Notes to Financial Statements

 

(1) Description of Plan

The following description of SAP America, Inc. 401(k) Plan (the Plan) provides only general information. Participants should refer to the Plan agreement for a complete description of the Plan’s provisions.

 

  (a) General

The Plan is a defined contribution plan covering all employees of SAP America, Inc., SAP International, Inc., SAP Labs, LLC, SAP Public Services, Inc., SAP Global Marketing, Inc., SAP Government Support and Services, Inc., TomorrowNow, Inc., and SAP Industries, Inc. (collectively, the Company or the Companies). There are no minimum age or service requirements for employees to become eligible to participate in the Plan. The Plan is subject to the provisions of the Employee Retirement Income Security Act of 1974 (ERISA). The Plan is also subject to certain provisions of the Internal Revenue Code of 1986 (the Code). The Companies are subsidiaries of SAP AG (the Parent Company or SAP).

 

  (b) Contributions

Participants may contribute a portion of their eligible annual compensation, as defined by the Plan, not to exceed $17,000 for 2012 and $16,500 for 2011. The Plan limits eligible compensation to the amount prescribed by Section 401(a)(17) of the Code for purposes of compensation reduction contributions and limits the amount of annual additions to the amount prescribed by Section 415(c) of the Code. Participants direct the investment of their contributions into various investment options offered by the Plan. The Plan currently offers 14 mutual funds, one money market fund, the Parent Company’s ADR Stock Fund and 13 common collective trusts as investment options for participants. During 2012 and 2011, the Company matched 75% of the first 6% of eligible compensation that a participant contributes to the Plan. For purposes of employer matching and employer discretionary contributions, the Company limited the eligible compensation to $245,000 in 2012 and 2011. Employees are permitted to make pre-tax and after-tax contributions of up to 25% of compensation. Participants are permitted to make different contribution elections for (a) compensation consisting of bonuses and commissions, and (b) all other wages. The matching employer contribution is invested as directed by the participant and paid on a quarterly basis.

The Company provides additional employer contributions for certain employees who were participants of the Company’s pension plan. The additional employer contribution percentage ranges from 1% to 3% of eligible compensation based on the employee’s age and years of service as of December 31, 2008. The contributions are subject to annual Internal Revenue Service (IRS) compensation and contribution limits.

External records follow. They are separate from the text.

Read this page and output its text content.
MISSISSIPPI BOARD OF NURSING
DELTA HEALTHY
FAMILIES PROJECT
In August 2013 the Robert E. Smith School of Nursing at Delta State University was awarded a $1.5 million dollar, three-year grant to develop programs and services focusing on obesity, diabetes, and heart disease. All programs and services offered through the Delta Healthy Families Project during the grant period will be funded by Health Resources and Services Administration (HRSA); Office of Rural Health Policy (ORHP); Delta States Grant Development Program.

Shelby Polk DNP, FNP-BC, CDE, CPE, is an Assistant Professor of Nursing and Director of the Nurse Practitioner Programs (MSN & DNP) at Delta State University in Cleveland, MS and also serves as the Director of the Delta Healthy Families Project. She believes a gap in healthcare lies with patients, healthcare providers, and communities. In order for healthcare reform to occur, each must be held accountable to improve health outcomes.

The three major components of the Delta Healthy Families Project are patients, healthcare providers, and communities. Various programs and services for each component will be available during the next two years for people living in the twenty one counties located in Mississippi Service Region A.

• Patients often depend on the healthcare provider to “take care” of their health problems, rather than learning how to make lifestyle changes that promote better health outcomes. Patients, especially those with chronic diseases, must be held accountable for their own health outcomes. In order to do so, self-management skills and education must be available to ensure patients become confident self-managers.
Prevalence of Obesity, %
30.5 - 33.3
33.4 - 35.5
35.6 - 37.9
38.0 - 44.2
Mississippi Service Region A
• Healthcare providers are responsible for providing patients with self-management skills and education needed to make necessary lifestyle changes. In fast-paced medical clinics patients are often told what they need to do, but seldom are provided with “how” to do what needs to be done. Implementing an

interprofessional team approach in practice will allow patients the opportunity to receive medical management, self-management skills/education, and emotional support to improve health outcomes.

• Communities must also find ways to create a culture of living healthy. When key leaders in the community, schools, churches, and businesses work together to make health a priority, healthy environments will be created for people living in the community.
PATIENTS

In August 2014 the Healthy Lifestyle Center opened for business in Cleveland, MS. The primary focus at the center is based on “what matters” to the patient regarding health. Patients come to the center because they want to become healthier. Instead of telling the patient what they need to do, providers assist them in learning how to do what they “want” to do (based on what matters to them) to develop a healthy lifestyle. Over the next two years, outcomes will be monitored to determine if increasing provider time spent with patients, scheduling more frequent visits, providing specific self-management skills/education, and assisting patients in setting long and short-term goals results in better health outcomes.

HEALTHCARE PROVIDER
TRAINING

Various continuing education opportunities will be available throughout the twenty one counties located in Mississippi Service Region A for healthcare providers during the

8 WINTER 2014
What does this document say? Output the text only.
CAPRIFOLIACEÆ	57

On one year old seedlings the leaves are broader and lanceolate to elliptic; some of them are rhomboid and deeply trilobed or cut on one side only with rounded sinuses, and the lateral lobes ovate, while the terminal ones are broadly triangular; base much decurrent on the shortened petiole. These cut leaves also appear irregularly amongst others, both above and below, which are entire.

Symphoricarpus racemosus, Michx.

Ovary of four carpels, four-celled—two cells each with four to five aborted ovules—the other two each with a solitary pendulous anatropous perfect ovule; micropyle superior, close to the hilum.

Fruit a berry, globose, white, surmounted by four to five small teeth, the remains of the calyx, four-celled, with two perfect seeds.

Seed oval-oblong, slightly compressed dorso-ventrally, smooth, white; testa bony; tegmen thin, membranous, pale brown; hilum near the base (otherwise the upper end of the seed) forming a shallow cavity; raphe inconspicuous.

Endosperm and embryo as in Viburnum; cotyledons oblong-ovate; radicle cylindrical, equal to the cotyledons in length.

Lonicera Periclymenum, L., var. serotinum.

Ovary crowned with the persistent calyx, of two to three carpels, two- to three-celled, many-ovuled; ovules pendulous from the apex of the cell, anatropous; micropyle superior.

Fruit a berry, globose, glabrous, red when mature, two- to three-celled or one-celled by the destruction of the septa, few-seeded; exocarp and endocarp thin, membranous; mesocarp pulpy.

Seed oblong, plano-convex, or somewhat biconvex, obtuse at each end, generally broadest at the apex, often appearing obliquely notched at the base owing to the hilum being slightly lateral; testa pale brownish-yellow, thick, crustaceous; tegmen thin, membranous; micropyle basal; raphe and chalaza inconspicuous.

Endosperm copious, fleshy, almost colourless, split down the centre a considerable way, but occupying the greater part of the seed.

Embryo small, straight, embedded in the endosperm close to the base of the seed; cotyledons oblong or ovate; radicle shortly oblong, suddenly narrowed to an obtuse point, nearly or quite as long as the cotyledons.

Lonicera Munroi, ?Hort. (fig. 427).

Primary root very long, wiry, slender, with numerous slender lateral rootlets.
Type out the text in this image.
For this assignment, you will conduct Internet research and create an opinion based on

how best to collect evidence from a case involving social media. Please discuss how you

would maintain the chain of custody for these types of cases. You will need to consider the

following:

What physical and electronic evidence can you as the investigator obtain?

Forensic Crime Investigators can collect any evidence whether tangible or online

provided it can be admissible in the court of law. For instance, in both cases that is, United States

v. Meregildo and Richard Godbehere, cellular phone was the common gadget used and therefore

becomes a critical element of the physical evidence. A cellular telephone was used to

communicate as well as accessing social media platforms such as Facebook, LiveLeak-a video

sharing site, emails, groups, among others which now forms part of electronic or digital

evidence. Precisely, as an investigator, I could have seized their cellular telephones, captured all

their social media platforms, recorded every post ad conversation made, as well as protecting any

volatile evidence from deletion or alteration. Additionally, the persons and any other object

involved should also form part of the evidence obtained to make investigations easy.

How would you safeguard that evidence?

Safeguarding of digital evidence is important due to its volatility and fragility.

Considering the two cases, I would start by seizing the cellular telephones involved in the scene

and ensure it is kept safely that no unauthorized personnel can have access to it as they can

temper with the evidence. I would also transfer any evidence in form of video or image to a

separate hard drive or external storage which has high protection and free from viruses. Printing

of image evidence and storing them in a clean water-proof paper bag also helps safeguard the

Additional employer discretionary contributions may be contributed at the option of the Company and are invested as directed by the participant. Employer discretionary contributions were not made in 2012 or 2011. The employer discretionary contributions are allocated to participants who, with respect to the plan year for which a contribution is made, are employed by the Company on the last day of the plan year, have worked 1,000 hours in that year, and have elected a deferral contribution. The employer discretionary contributions are allocated as an additional matching contribution.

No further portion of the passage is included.